Revenons au frayage de Lacan qui au fur et mesure de sa pratique ouvre des chemins nouveaux sans invalider me semble-t-il ses avancées antérieures.


A la dimension métaphorique s’est substitué le nouage réel, symbolique, imaginaire. Le Nom du Père est alors une fonction qui noue le Réel (la jouissance), le Symbolique (le langage, le signifiant, la parole), et l’Imaginaire (le corps propre, le sens, les images). Le père qui était alors nommé devient un père nommant. Cette fonction est identifiée à un dire, un dire qui nomme.


Elle se soutient d’une position libidinale et d’un désir fini : elle émane alors d’un père qui fait d’une femme la cause de son désir et le symptôme de sa jouissance et que cette femme lui soit acquise pour lui faire des enfants dont il prendra soins paternels. Le symptôme père opère alors un double nouage, un double nœud social : le nœud entre un homme et une femme et le nœud entre les générations parents enfants. 


Mais qu’un père puisse soutenir cette fonction n’implique pas qu’il soit le seul à le pouvoir : si la fonction père est une fonction de dire (dire d’existence) alors elle peut être suppléée. Plusieurs personnes peuvent porter cette fonction. Le Nom du Père est alors déconnecté des pères de la famille traditionnelle, des pères du trio oedipien. 


Comment se manifeste dans la clinique cette fonction d’un dire qui nomme ? D’un dire qui ne nomme pas l’être, qui n’est pas non plus un nommé à : il est un acte de coupure, un dire d’existence  (« Vas, vis et deviens »).

La clinique nous indique que ce dire de nomination pour qu’il soit opérant doit être accepté et faire acte pour celui qui s’en saisit.


Lacan appelle sinthome ce qui fait tenir ensemble pour un sujet S, R, I et fait référence à Joyce pour qui l’écriture publiée a corrigé la carence du symptôme père : la fonction nommante a résulté de son art.

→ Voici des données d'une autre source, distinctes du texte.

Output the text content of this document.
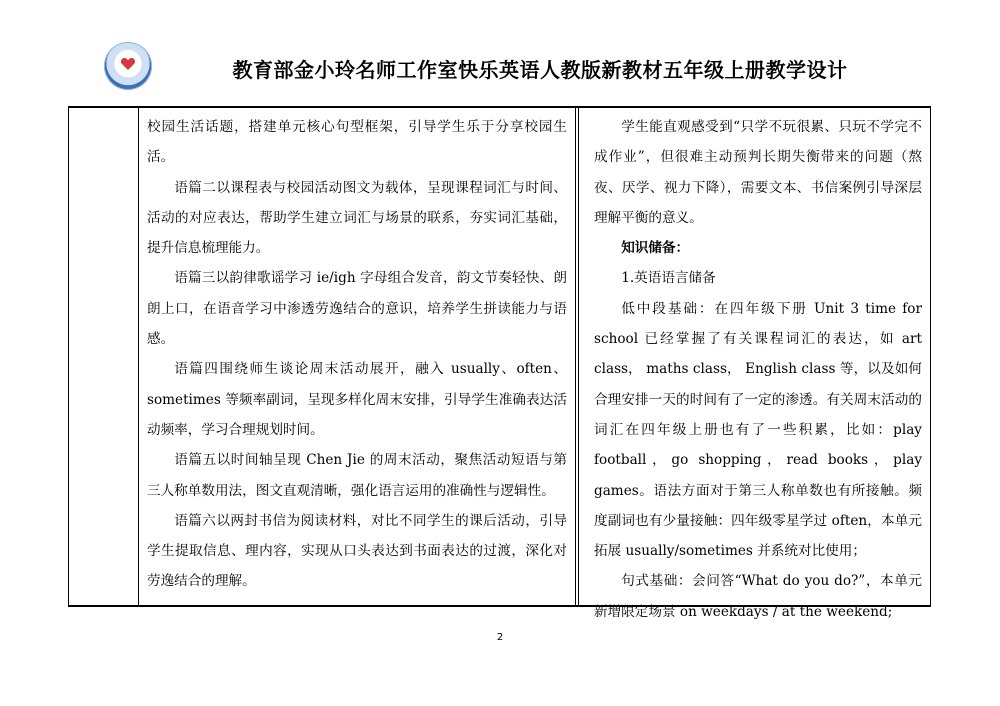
教育部金小玲名师工作室快乐英语人教版新教材五年级上册教学设计

校园生活话题，搭建单元核心句型框架，引导学生乐于分享校园生活。

语篇二以课程表与校园活动图文为载体，呈现课程词汇与时间、活动的对应表达，帮助学生建立词汇与场景的联系，夯实词汇基础，提升信息梳理能力。

语篇三以韵律歌谣学习 ie/igh 字母组合发音，韵文节奏轻快、朗朗上口，在语音学习中渗透劳逸结合的意识，培养学生拼读能力与语感。

语篇四围绕师生谈论周末活动展开，融入 usually、often、sometimes 等频率副词，呈现多样化周末安排，引导学生准确表达活动频率，学习合理规划时间。

语篇五以时间轴呈现 Chen Jie 的周末活动，聚焦活动短语与第三人称单数用法，图文直观清晰，强化语言运用的准确性与逻辑性。

语篇六以两封书信为阅读材料，对比不同学生的课后活动，引导学生提取信息、理内容，实现从口头表达到书面表达的过渡，深化对劳逸结合的理解。

学生能直观感受到“只学不玩很累、只玩不学完不成作业”，但很难主动预判长期失衡带来的问题（熬夜、厌学、视力下降），需要文本、书信案例引导深层理解平衡的意义。

知识储备：

1.英语语言储备

低中段基础：在四年级下册 Unit 3 time for school 已经掌握了有关课程词汇的表达，如 art class， maths class， English class 等，以及如何合理安排一天的时间有了一定的渗透。有关周末活动的词汇在四年级上册也有了一些积累，比如：play football，go shopping，read books，play games。语法方面对于第三人称单数也有所接触。频度副词也有少量接触：四年级零星学过 often，本单元拓展 usually/sometimes 并系统对比使用；

句式基础：会问答“What do you do?”，本单元新增限定场景 on weekdays / at the weekend;

2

Un sinthome est singulier. Il existe pour chacun. Il est une alternative au Nom du père par son pouvoir séparateur. Il est ce qui permet à l’enfant de tenir en prenant appui sur un élément contingent. Une part d’invention et de création est requise, une savoir y faire qui évoque le tour de main de la cuisinière dont il était question au début de ce texte.